Paper Questions ALS Diagnosis in Athletes, Soldiers

A newly-published scientific paper contends that some soldiers and athletes diagnosed with <"">Lou Gehrig’s disease – amyotrophic lateral sclerosis (ALS) – may have actually been victims of concussions and other brain trauma. The paper is to be published tomorrow on the Web site of the Journal of Neuropathology & Experimental Neurology.

The papers findings will be discussed this evening during a segment of the HBO sports program “Real Sports.” The program airs at 10 p.m. EST.

According to the ALS Association Web site, Lou Gehrig’s disease – named for the Yankee slugger believed to have succumbed to ALS in 1941 – is a progressive neurodegenerative disease that affects nerve cells in the brain and the spinal cord. Motor neurons reach from the brain to the spinal cord and from the spinal cord to the muscles throughout the body. The progressive degeneration of the motor neurons in ALS eventually leads to their death.

According to a report in the New York Daily News, ALS is rare, affecting only about 100,000 people. But NFL players have a higher rate of the disease than the general population. Statistically, only about two should have the disease, but the Daily News pointed out that since 1970, 14 NFL players have been diagnosed with ALS.

Players in other sports also have a higher rate of ALS than the population at large, the Daily News said. In Canada, eight Canadian Football League players have been diagnosed with the fatal ailment, and in Italy, more than 40 professional soccer players are victims.

According to an Associated Press report, Dr. Ann McKee, a neurology professor at Boston University and one of the paper’s authors, was able to study the brains and spinal cords of ex-Minnesota Vikings linebacker Wally Hilgenberg, former Southern California linebacker Eric Scoggins, and a boxer whose family asked that his name be kept private. All suffered head injuries in the course of their careers, and all later died of Lou Gehrig’s disease. McKee found toxic proteins in the spinal cords of all three individuals, the Associated Press said.

McKee has studied chronic traumatic encephalopathy (CTE), a disease linked to head injuries that causes cognitive decline, abnormal behavior and dementia. She said the proteins were not found in the spines of athletes with CTE who didn’t have Lou Gehrig’s disease, and they were not found in non-athletes who died of ALS, according to the Associated Press.

According to a report in The New York Times, both Mckee and her colleague, Dr.
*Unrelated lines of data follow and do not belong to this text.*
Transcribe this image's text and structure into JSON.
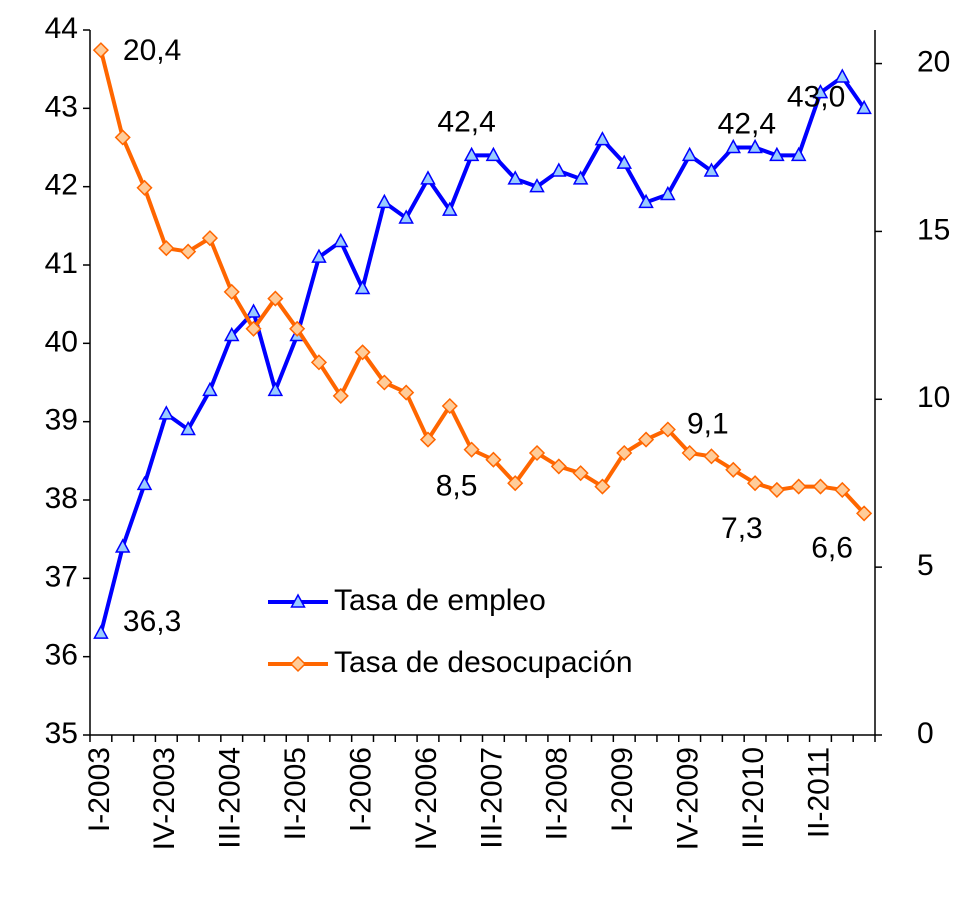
{
  "chart_data": {
    "type": "line",
    "categories": [
      "I-2003",
      null,
      null,
      "IV-2003",
      null,
      null,
      "III-2004",
      null,
      null,
      "II-2005",
      null,
      null,
      "I-2006",
      null,
      null,
      "IV-2006",
      null,
      null,
      "III-2007",
      null,
      null,
      "II-2008",
      null,
      null,
      "I-2009",
      null,
      null,
      "IV-2009",
      null,
      null,
      "III-2010",
      null,
      null,
      "II-2011",
      null,
      null
    ],
    "series": [
      {
        "name": "Tasa de empleo",
        "color": "#0000ff",
        "marker_color": "#99ccff",
        "values": [
          36.3,
          37.4,
          38.2,
          39.1,
          38.9,
          39.4,
          40.1,
          40.4,
          39.4,
          40.1,
          41.1,
          41.3,
          40.7,
          41.8,
          41.6,
          42.1,
          41.7,
          42.4,
          42.4,
          42.1,
          42.0,
          42.2,
          42.1,
          42.6,
          42.3,
          41.8,
          41.9,
          42.4,
          42.2,
          42.5,
          42.5,
          42.4,
          42.4,
          43.2,
          43.4,
          43.0
        ],
        "value_labels": [
          "36,3",
          null,
          null,
          null,
          null,
          null,
          null,
          null,
          null,
          null,
          null,
          null,
          null,
          null,
          null,
          null,
          null,
          "42,4",
          null,
          null,
          null,
          null,
          null,
          null,
          null,
          null,
          null,
          null,
          null,
          null,
          null,
          "42,4",
          null,
          null,
          null,
          "43,0"
        ]
      },
      {
        "name": "Tasa de desocupación",
        "color": "#ff6600",
        "marker_color": "#ffcc99",
        "axis": "y2",
        "values": [
          20.4,
          17.8,
          16.3,
          14.5,
          14.4,
          14.8,
          13.2,
          12.1,
          13.0,
          12.1,
          11.1,
          10.1,
          11.4,
          10.5,
          10.2,
          8.8,
          9.8,
          8.5,
          8.2,
          7.5,
          8.4,
          8.0,
          7.8,
          7.4,
          8.4,
          8.8,
          9.1,
          8.4,
          8.3,
          7.9,
          7.5,
          7.3,
          7.4,
          7.4,
          7.3,
          6.6
        ],
        "value_labels": [
          "20,4",
          null,
          null,
          null,
          null,
          null,
          null,
          null,
          null,
          null,
          null,
          null,
          null,
          null,
          null,
          null,
          null,
          "8,5",
          null,
          null,
          null,
          null,
          null,
          null,
          null,
          null,
          "9,1",
          null,
          null,
          null,
          null,
          "7,3",
          null,
          null,
          null,
          "6,6"
        ]
      }
    ],
    "ylim": [
      35,
      44
    ],
    "yticks": [
      35,
      36,
      37,
      38,
      39,
      40,
      41,
      42,
      43,
      44
    ],
    "y2lim": [
      0,
      21
    ],
    "y2ticks": [
      0,
      5,
      10,
      15,
      20
    ]
  }
}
Robert Stern, said the finding solidifies a long-suspected connection between ALS-like motor disease and head trauma experienced in collision sports and combat.

“People are being misdiagnosed clinically while they’re alive as having A.L.S. when in fact they have a different motor-neuron disease,” Stern said. He added that the new information will lead to a better understanding of the disease and more effective treatments.

The paper does not address the case of Lou Gehrig specifically, but the as the Time’s points out, the baseball legend was the victim of some significant head injuries – including concussions – during his career, and was known for playing through his injuries. For example, during one game in 1934, Gehrig was hit with a pitch just above the right eye and was knocked unconscious for what was described in news reports as five minutes. Despite a headache and a large bump on his head, Gehrig played the next day.

It’s entirely possible, the Times said, that Gehrig did not die from the disease that was named for him. However, it is impossible to know for sure, as his remains were cremated.